Gov. Mark Dayton made a compassionate and politically savvy decision this week when he asked state officials to delay for a year cost-saving changes that would have phased in reduced home and nursing care for about 3,300 Minnesotans in 2014.
Hitting pause on the rollout during this election year gives the state time to ensure that a new but not-quite-ready state program to deliver limited supports for those affected "has time to be fully automated and available statewide,'' Department of Human Services Commissioner Lucinda Jesson said in a Dec. 31 memo. It also gives the 2014 Legislature time to reconsider the long-delayed changes — expected to save about $50 million over the next four years — that were passed with bipartisan support in 2009 as legislators and then-Gov. Tim Pawlenty grappled with sobering budget deficits and soaring Medicaid costs.
Medicaid covers care for the poor, the disabled and elderly, and it's funded jointly by the state and federal governments. Substantial Medicaid spending covers long-term care for low-income seniors without resources.
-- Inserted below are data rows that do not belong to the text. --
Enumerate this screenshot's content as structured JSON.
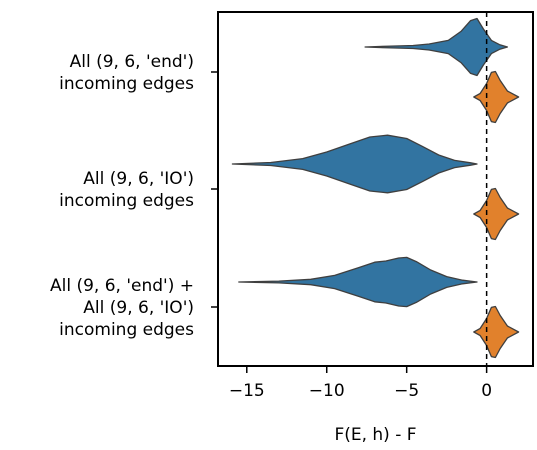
{
  "chart_data": {
    "type": "violin",
    "orientation": "horizontal",
    "xlabel": "F(E, h) - F",
    "ylabel": "",
    "title": "",
    "xlim": [
      -16.8,
      2.9
    ],
    "xticks": [
      -15,
      -10,
      -5,
      0
    ],
    "xtick_labels": [
      "−15",
      "−10",
      "−5",
      "0"
    ],
    "reference_line": {
      "x": 0,
      "style": "dashed"
    },
    "colors": {
      "series_a": "#3274a1",
      "series_b": "#e1812c",
      "edge": "#3f3f3f"
    },
    "categories": [
      {
        "label_lines": [
          "All (9, 6, 'end')",
          "incoming edges"
        ]
      },
      {
        "label_lines": [
          "All (9, 6, 'IO')",
          "incoming edges"
        ]
      },
      {
        "label_lines": [
          "All (9, 6, 'end') +",
          "All (9, 6, 'IO')",
          "incoming edges"
        ]
      }
    ],
    "violins": [
      {
        "category": 0,
        "series": "a",
        "min": -7.6,
        "max": 1.3,
        "profile": [
          [
            -7.6,
            0.0
          ],
          [
            -6.0,
            0.03
          ],
          [
            -4.6,
            0.05
          ],
          [
            -3.6,
            0.1
          ],
          [
            -2.4,
            0.22
          ],
          [
            -1.6,
            0.52
          ],
          [
            -1.0,
            0.88
          ],
          [
            -0.6,
            0.95
          ],
          [
            -0.2,
            0.6
          ],
          [
            0.3,
            0.22
          ],
          [
            0.8,
            0.08
          ],
          [
            1.3,
            0.0
          ]
        ]
      },
      {
        "category": 0,
        "series": "b",
        "min": -0.8,
        "max": 2.0,
        "profile": [
          [
            -0.8,
            0.0
          ],
          [
            -0.4,
            0.12
          ],
          [
            0.0,
            0.45
          ],
          [
            0.3,
            0.82
          ],
          [
            0.55,
            0.85
          ],
          [
            0.85,
            0.55
          ],
          [
            1.3,
            0.2
          ],
          [
            2.0,
            0.0
          ]
        ]
      },
      {
        "category": 1,
        "series": "a",
        "min": -15.9,
        "max": -0.6,
        "profile": [
          [
            -15.9,
            0.0
          ],
          [
            -13.5,
            0.05
          ],
          [
            -11.5,
            0.18
          ],
          [
            -10.0,
            0.4
          ],
          [
            -8.5,
            0.68
          ],
          [
            -7.3,
            0.9
          ],
          [
            -6.2,
            0.96
          ],
          [
            -5.0,
            0.85
          ],
          [
            -4.0,
            0.58
          ],
          [
            -3.0,
            0.3
          ],
          [
            -2.0,
            0.12
          ],
          [
            -1.0,
            0.04
          ],
          [
            -0.6,
            0.0
          ]
        ]
      },
      {
        "category": 1,
        "series": "b",
        "min": -0.8,
        "max": 2.0,
        "profile": [
          [
            -0.8,
            0.0
          ],
          [
            -0.4,
            0.12
          ],
          [
            0.0,
            0.45
          ],
          [
            0.3,
            0.82
          ],
          [
            0.55,
            0.85
          ],
          [
            0.85,
            0.55
          ],
          [
            1.3,
            0.2
          ],
          [
            2.0,
            0.0
          ]
        ]
      },
      {
        "category": 2,
        "series": "a",
        "min": -15.5,
        "max": -0.6,
        "profile": [
          [
            -15.5,
            0.0
          ],
          [
            -13.0,
            0.03
          ],
          [
            -11.0,
            0.09
          ],
          [
            -9.5,
            0.22
          ],
          [
            -8.0,
            0.48
          ],
          [
            -7.0,
            0.66
          ],
          [
            -6.3,
            0.7
          ],
          [
            -5.5,
            0.8
          ],
          [
            -5.0,
            0.82
          ],
          [
            -4.4,
            0.68
          ],
          [
            -3.5,
            0.4
          ],
          [
            -2.5,
            0.18
          ],
          [
            -1.5,
            0.06
          ],
          [
            -0.6,
            0.0
          ]
        ]
      },
      {
        "category": 2,
        "series": "b",
        "min": -0.8,
        "max": 2.0,
        "profile": [
          [
            -0.8,
            0.0
          ],
          [
            -0.4,
            0.12
          ],
          [
            0.0,
            0.45
          ],
          [
            0.3,
            0.82
          ],
          [
            0.55,
            0.85
          ],
          [
            0.85,
            0.55
          ],
          [
            1.3,
            0.2
          ],
          [
            2.0,
            0.0
          ]
        ]
      }
    ]
  }
}
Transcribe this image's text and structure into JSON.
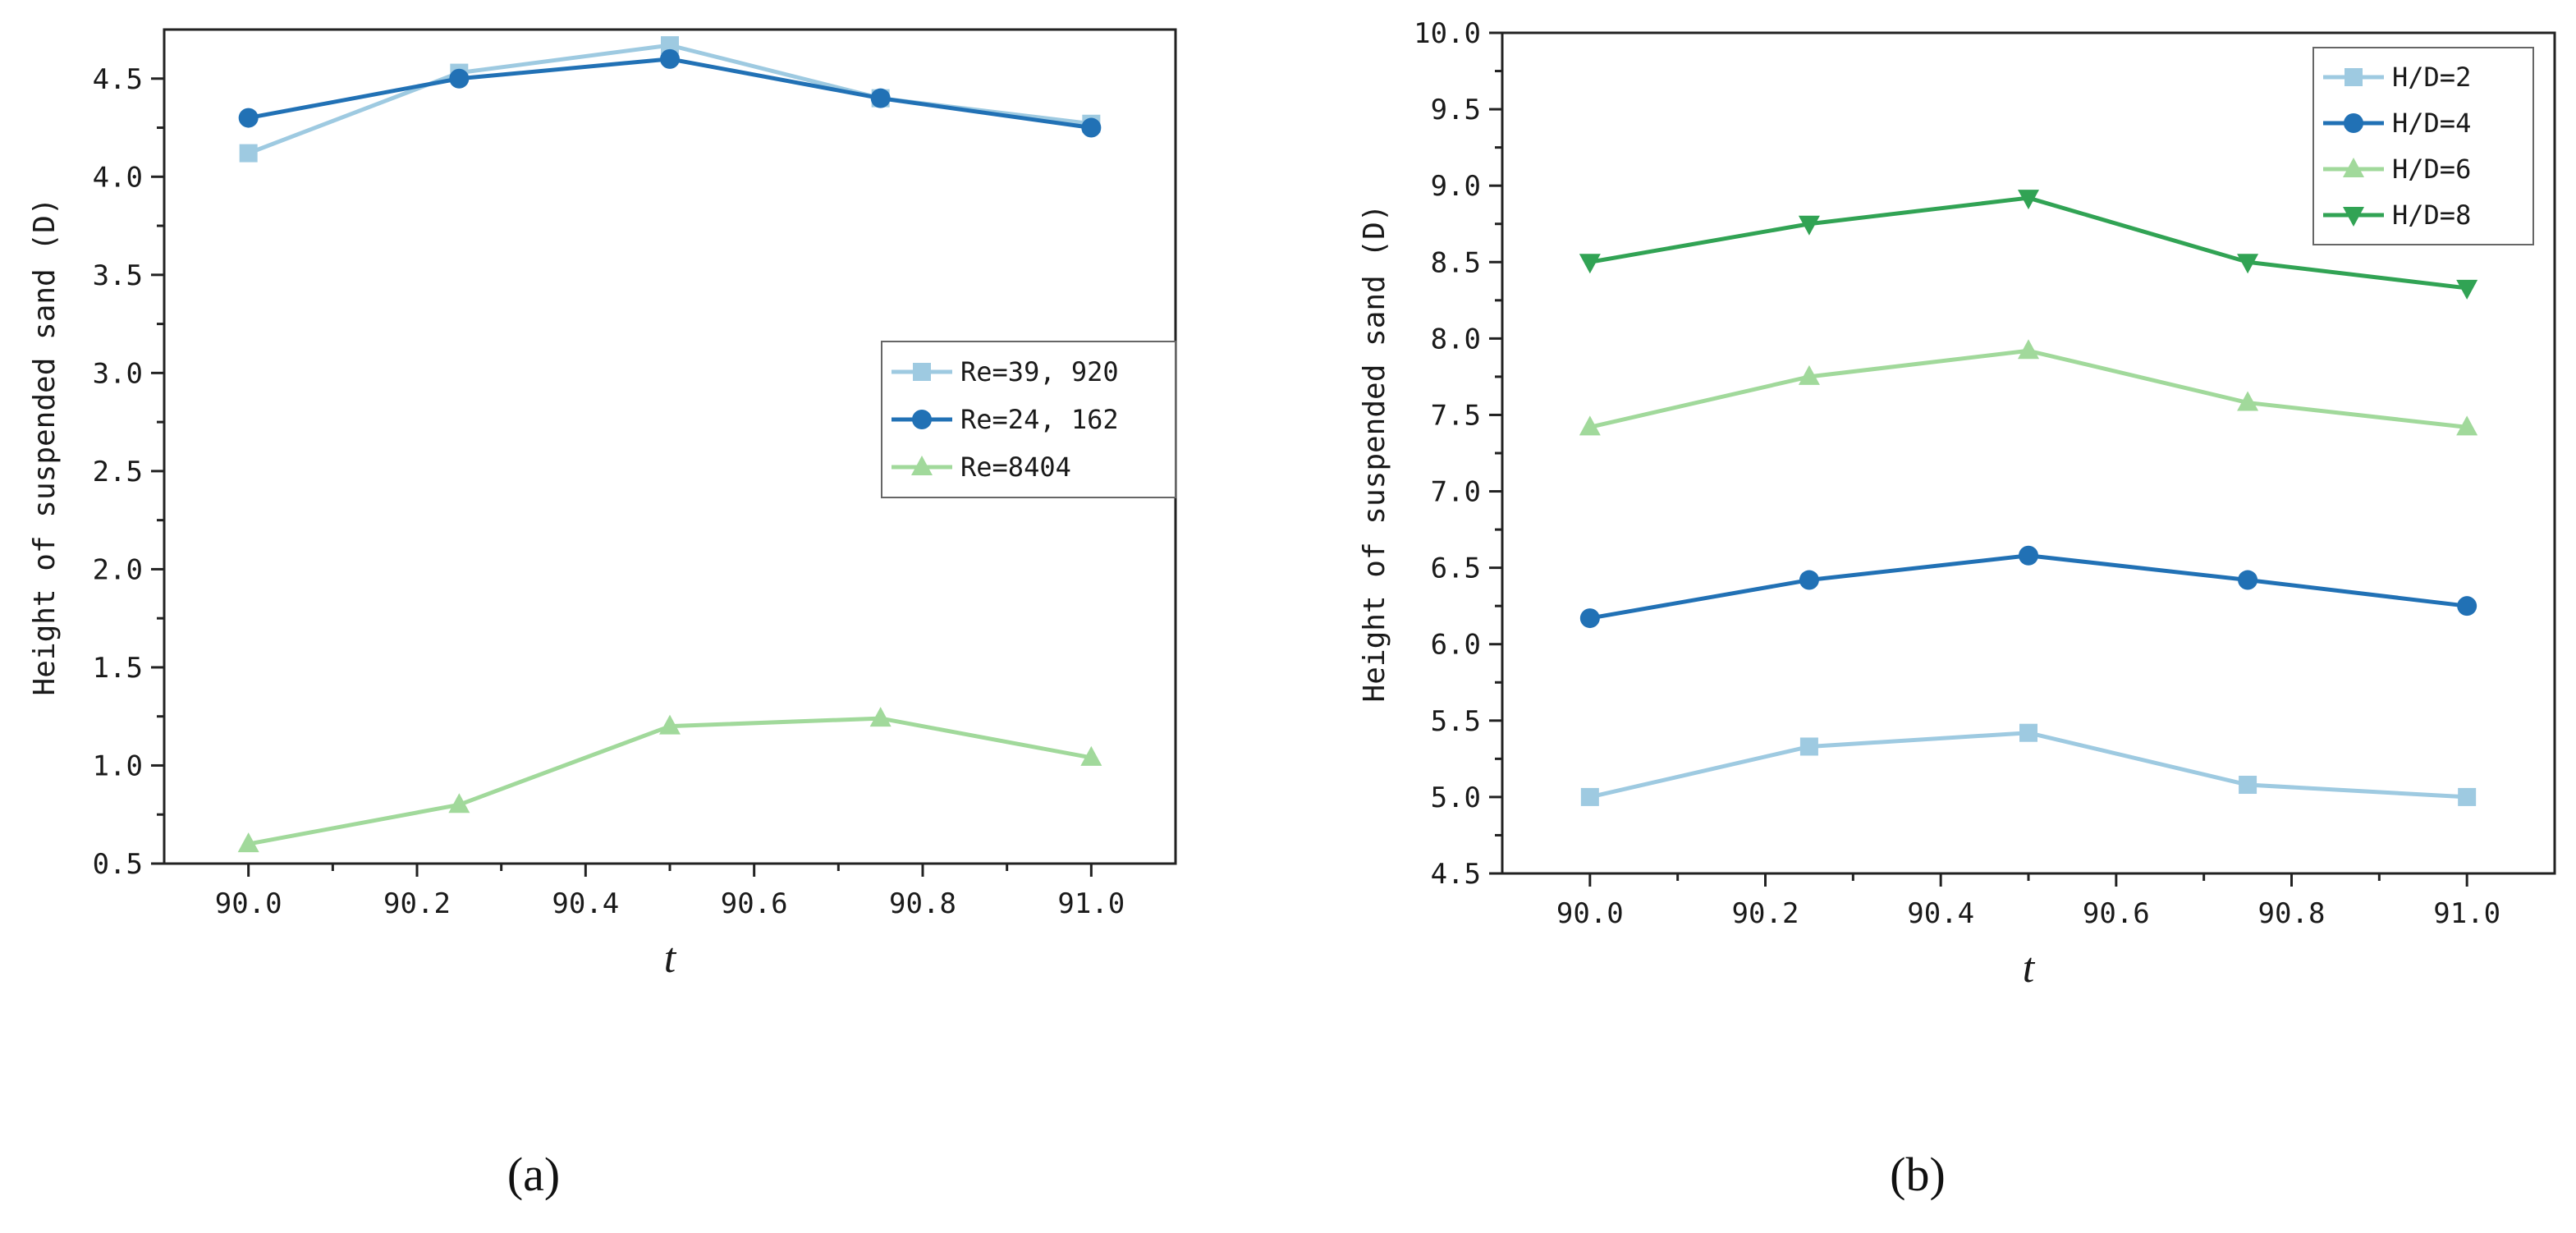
{
  "figure_labels": {
    "a": "(a)",
    "b": "(b)"
  },
  "chart_data": [
    {
      "type": "line",
      "panel": "a",
      "title": "",
      "xlabel": "t",
      "ylabel": "Height of suspended sand (D)",
      "xlim": [
        89.9,
        91.1
      ],
      "ylim": [
        0.5,
        4.75
      ],
      "xticks": [
        90.0,
        90.2,
        90.4,
        90.6,
        90.8,
        91.0
      ],
      "xtick_labels": [
        "90.0",
        "90.2",
        "90.4",
        "90.6",
        "90.8",
        "91.0"
      ],
      "yticks": [
        0.5,
        1.0,
        1.5,
        2.0,
        2.5,
        3.0,
        3.5,
        4.0,
        4.5
      ],
      "ytick_labels": [
        "0.5",
        "1.0",
        "1.5",
        "2.0",
        "2.5",
        "3.0",
        "3.5",
        "4.0",
        "4.5"
      ],
      "legend_position": "center-right",
      "x": [
        90.0,
        90.25,
        90.5,
        90.75,
        91.0
      ],
      "series": [
        {
          "name": "Re=39, 920",
          "values": [
            4.12,
            4.53,
            4.67,
            4.4,
            4.27
          ],
          "color": "#9ecae1",
          "marker": "square"
        },
        {
          "name": "Re=24, 162",
          "values": [
            4.3,
            4.5,
            4.6,
            4.4,
            4.25
          ],
          "color": "#2171b5",
          "marker": "circle"
        },
        {
          "name": "Re=8404",
          "values": [
            0.6,
            0.8,
            1.2,
            1.24,
            1.04
          ],
          "color": "#a1d99b",
          "marker": "triangle-up"
        }
      ]
    },
    {
      "type": "line",
      "panel": "b",
      "title": "",
      "xlabel": "t",
      "ylabel": "Height of suspended sand (D)",
      "xlim": [
        89.9,
        91.1
      ],
      "ylim": [
        4.5,
        10.0
      ],
      "xticks": [
        90.0,
        90.2,
        90.4,
        90.6,
        90.8,
        91.0
      ],
      "xtick_labels": [
        "90.0",
        "90.2",
        "90.4",
        "90.6",
        "90.8",
        "91.0"
      ],
      "yticks": [
        4.5,
        5.0,
        5.5,
        6.0,
        6.5,
        7.0,
        7.5,
        8.0,
        8.5,
        9.0,
        9.5,
        10.0
      ],
      "ytick_labels": [
        "4.5",
        "5.0",
        "5.5",
        "6.0",
        "6.5",
        "7.0",
        "7.5",
        "8.0",
        "8.5",
        "9.0",
        "9.5",
        "10.0"
      ],
      "legend_position": "top-right",
      "x": [
        90.0,
        90.25,
        90.5,
        90.75,
        91.0
      ],
      "series": [
        {
          "name": "H/D=2",
          "values": [
            5.0,
            5.33,
            5.42,
            5.08,
            5.0
          ],
          "color": "#9ecae1",
          "marker": "square"
        },
        {
          "name": "H/D=4",
          "values": [
            6.17,
            6.42,
            6.58,
            6.42,
            6.25
          ],
          "color": "#2171b5",
          "marker": "circle"
        },
        {
          "name": "H/D=6",
          "values": [
            7.42,
            7.75,
            7.92,
            7.58,
            7.42
          ],
          "color": "#a1d99b",
          "marker": "triangle-up"
        },
        {
          "name": "H/D=8",
          "values": [
            8.5,
            8.75,
            8.92,
            8.5,
            8.33
          ],
          "color": "#31a354",
          "marker": "triangle-down"
        }
      ]
    }
  ]
}
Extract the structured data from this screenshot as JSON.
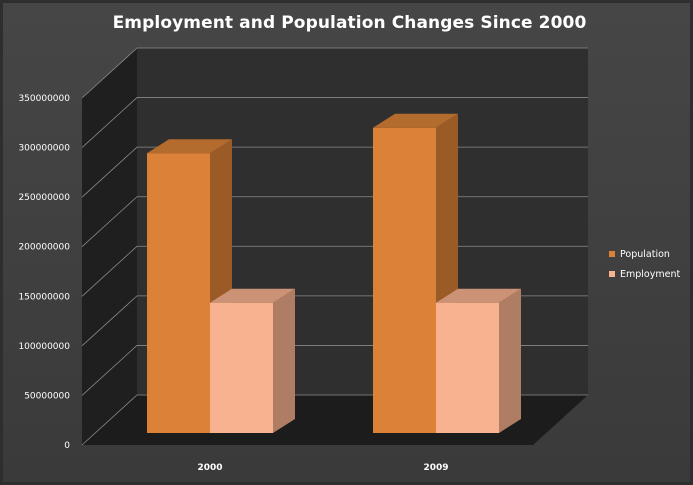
{
  "chart_data": {
    "type": "bar",
    "title": "Employment and Population Changes Since 2000",
    "categories": [
      "2000",
      "2009"
    ],
    "series": [
      {
        "name": "Population",
        "values": [
          281400000,
          307000000
        ],
        "color": "#dc8238"
      },
      {
        "name": "Employment",
        "values": [
          131000000,
          131000000
        ],
        "color": "#f9b28f"
      }
    ],
    "ylim": [
      0,
      350000000
    ],
    "yticks": [
      "0",
      "50000000",
      "100000000",
      "150000000",
      "200000000",
      "250000000",
      "300000000",
      "350000000"
    ],
    "grid": true,
    "legend": "right",
    "three_d": true
  }
}
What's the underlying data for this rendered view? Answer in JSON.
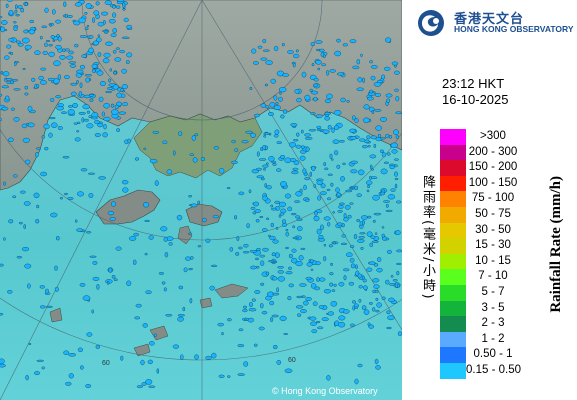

The recent outcry over the changes from powerful advocates for seniors puts pressure on lawmakers to reverse them. But the debate needs to go beyond the argument that the changes are no longer necessary because the state is in better financial shape. Medicaid spending in Minnesota rose to $8.2 billion in 2012, up 74 percent from 2003. That's not sustainable.
The care eligibility changes protect those most in need of assistance. Seniors generally must now show they need help with four or more activities vs. one. The state also developed and expanded the new limited community support program as a cushion. Derided by some as "cuts," the changes in reality are an example of "reform." If this isn't doable, what reform will be?